Data out Wednesday showed wage growth rose modestly in the June quarter to 2.7%, far behind inflation at 6.1%. Yet, that was still an eight-year high and pay growth granted in the private sector did accelerate to 3.8%.

Business surveys have shown firms struggling hard to find suitable labour and willing to pay to retain staff.

The RBA has emphasised that its liaison with business shows pay and bonuses are on the way up and rising labour costs will only add to inflationary pressures.

Seeking to cool the economy, the central bank has already lifted interest rates by 175 basis points since May to reach 1.85% and markets are priced for a peak around 3.6% by April next year.

“Labour demand indicators remain firm, which suggests the fall in employment in July will be short lived,” said Sean Langcake, head of macroeconomic forecasting for BIS Oxford Economics.

“All signs point to a very tight labour market.”

Qantas deal:  Australia’s competition regulator said on Thursday that Qantas Airways Ltd’s proposed purchase of the remainder of charter operator Alliance Aviation Services Ltd for A$610.8 million ($423.41 million) raised concerns.

“We are concerned that this proposed acquisition is likely to substantially lessen competition for air transport services to and from regional and remote areas in Queensland and Western Australia for corporate customers,” Australian Competition and Consumer Commission (ACCC) Chair Gina Cass-Gottlieb said in a statement.

Alliance shares slumped 6.5% in early trading following her comments.

A final decision is expected in November, the ACCC said.

Qantas has owned 20% of Alliance since 2019 but buying the remaining 80% would give it a dominant share of flying for resources industry customers, a market in which it competes against Virgin Australia and Cobham’s National Jet Express, soon to be owned by Regional Express Holdings Ltd .

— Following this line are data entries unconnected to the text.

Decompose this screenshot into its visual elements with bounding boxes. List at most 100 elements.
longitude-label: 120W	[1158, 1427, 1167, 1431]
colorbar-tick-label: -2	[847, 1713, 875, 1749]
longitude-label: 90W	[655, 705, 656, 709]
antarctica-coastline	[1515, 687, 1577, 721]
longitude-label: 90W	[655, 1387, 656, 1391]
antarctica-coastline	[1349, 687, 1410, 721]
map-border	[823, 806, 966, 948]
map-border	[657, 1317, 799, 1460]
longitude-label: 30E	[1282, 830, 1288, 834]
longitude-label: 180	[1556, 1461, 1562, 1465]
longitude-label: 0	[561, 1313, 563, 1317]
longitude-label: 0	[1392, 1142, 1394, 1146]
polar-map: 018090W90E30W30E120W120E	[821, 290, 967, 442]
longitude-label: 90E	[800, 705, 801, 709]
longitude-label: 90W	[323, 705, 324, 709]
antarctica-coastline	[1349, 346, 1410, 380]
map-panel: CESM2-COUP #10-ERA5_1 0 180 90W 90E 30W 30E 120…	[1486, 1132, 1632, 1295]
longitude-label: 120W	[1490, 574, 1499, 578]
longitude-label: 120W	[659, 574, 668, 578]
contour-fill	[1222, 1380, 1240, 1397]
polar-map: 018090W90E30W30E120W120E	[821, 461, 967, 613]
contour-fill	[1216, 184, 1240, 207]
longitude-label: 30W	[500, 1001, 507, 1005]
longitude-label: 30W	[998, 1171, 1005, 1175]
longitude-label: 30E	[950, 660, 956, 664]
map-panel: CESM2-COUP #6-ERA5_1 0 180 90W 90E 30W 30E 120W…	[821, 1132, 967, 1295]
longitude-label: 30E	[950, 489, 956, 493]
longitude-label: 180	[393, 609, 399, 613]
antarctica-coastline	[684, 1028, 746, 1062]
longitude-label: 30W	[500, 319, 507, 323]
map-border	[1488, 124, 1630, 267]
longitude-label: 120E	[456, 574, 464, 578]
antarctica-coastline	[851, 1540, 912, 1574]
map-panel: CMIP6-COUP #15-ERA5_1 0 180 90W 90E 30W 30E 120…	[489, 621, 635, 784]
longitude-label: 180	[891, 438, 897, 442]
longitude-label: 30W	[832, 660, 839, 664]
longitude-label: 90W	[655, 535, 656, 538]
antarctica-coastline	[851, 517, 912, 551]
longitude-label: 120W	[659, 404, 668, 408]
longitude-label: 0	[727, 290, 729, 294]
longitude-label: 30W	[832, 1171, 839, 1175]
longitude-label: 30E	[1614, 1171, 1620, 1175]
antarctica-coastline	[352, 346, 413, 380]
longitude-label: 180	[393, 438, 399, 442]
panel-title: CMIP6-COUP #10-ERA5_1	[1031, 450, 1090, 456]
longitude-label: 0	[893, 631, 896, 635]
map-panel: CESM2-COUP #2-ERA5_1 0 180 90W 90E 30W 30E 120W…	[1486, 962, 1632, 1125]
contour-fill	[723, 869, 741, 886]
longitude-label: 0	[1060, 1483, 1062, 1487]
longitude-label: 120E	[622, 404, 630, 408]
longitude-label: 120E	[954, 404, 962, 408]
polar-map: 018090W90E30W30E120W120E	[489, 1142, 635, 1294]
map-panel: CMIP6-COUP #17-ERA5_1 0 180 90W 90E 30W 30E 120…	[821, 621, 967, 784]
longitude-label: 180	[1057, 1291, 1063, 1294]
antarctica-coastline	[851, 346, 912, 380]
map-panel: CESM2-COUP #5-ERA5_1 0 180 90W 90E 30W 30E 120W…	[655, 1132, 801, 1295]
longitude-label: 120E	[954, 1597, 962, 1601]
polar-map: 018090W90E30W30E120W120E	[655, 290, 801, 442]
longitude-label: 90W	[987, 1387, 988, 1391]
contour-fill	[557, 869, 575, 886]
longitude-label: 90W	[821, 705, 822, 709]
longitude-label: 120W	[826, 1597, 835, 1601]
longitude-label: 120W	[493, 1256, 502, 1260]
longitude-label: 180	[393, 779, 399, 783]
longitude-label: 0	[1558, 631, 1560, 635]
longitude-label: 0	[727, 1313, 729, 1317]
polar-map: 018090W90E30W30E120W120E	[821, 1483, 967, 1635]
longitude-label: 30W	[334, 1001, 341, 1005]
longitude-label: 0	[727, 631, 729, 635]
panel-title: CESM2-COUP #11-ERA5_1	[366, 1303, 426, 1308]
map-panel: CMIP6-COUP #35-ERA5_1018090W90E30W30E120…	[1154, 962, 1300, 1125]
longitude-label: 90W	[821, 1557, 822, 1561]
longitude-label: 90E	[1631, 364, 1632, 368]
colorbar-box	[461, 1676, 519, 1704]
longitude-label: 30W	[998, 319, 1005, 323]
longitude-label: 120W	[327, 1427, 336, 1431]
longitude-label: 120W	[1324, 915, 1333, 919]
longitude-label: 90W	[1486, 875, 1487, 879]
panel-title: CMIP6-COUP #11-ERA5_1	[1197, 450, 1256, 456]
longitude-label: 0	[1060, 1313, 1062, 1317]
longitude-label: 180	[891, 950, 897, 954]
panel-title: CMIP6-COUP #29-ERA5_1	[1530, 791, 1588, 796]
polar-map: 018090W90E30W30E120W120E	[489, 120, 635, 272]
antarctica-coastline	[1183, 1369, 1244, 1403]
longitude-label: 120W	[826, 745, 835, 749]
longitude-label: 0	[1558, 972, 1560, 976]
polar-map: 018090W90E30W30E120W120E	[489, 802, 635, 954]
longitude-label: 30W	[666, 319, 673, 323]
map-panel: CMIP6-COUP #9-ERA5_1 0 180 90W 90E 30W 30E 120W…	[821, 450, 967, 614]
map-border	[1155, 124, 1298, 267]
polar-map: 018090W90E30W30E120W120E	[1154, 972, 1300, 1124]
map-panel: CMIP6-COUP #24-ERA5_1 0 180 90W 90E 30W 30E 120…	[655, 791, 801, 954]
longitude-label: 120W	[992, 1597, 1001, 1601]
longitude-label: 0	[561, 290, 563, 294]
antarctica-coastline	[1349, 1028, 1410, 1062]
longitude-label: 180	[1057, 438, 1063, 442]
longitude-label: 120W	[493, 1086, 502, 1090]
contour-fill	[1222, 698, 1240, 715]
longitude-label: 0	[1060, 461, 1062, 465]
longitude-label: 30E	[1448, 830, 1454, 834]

Many mining and oil and gas companies in Australia staff their operations using a fly-in/fly-out (FIFO) model rather than permanently basing their employees at remote sites, making the flying a lucrative business for airlines.

Qantas has offered Alliance investors A$4.75 a share for the remainder of the company in an all-stock deal.

Alliance shares had closed at A$3.55 on Wednesday, indicating investor scepticism that the regulator would approve the transaction.

Qantas Group Executive of Associated Airlines and Services John Gissing said on Thursday the airline would continue to work with the regulator to ensure any competition concerns were addressed.

Alliance represents only around 2% of total aviation industry capacity but it supplies around 30% of charter services, followed by Qantas with 23% and Virgin at 22%, Qantas said in a statement.

A Virgin Australia spokesperson said Qantas’ proposed acquisition had serious implications for competition in Australian aviation and consumers would be impacted if competition was reduced.

Virgin and Alliance have had an agreement allowing them to jointly bid for FIFO business since 2017. The ACCC initially proposed to deny that deal on competition grounds but approved it in a final decision after comments from market participants.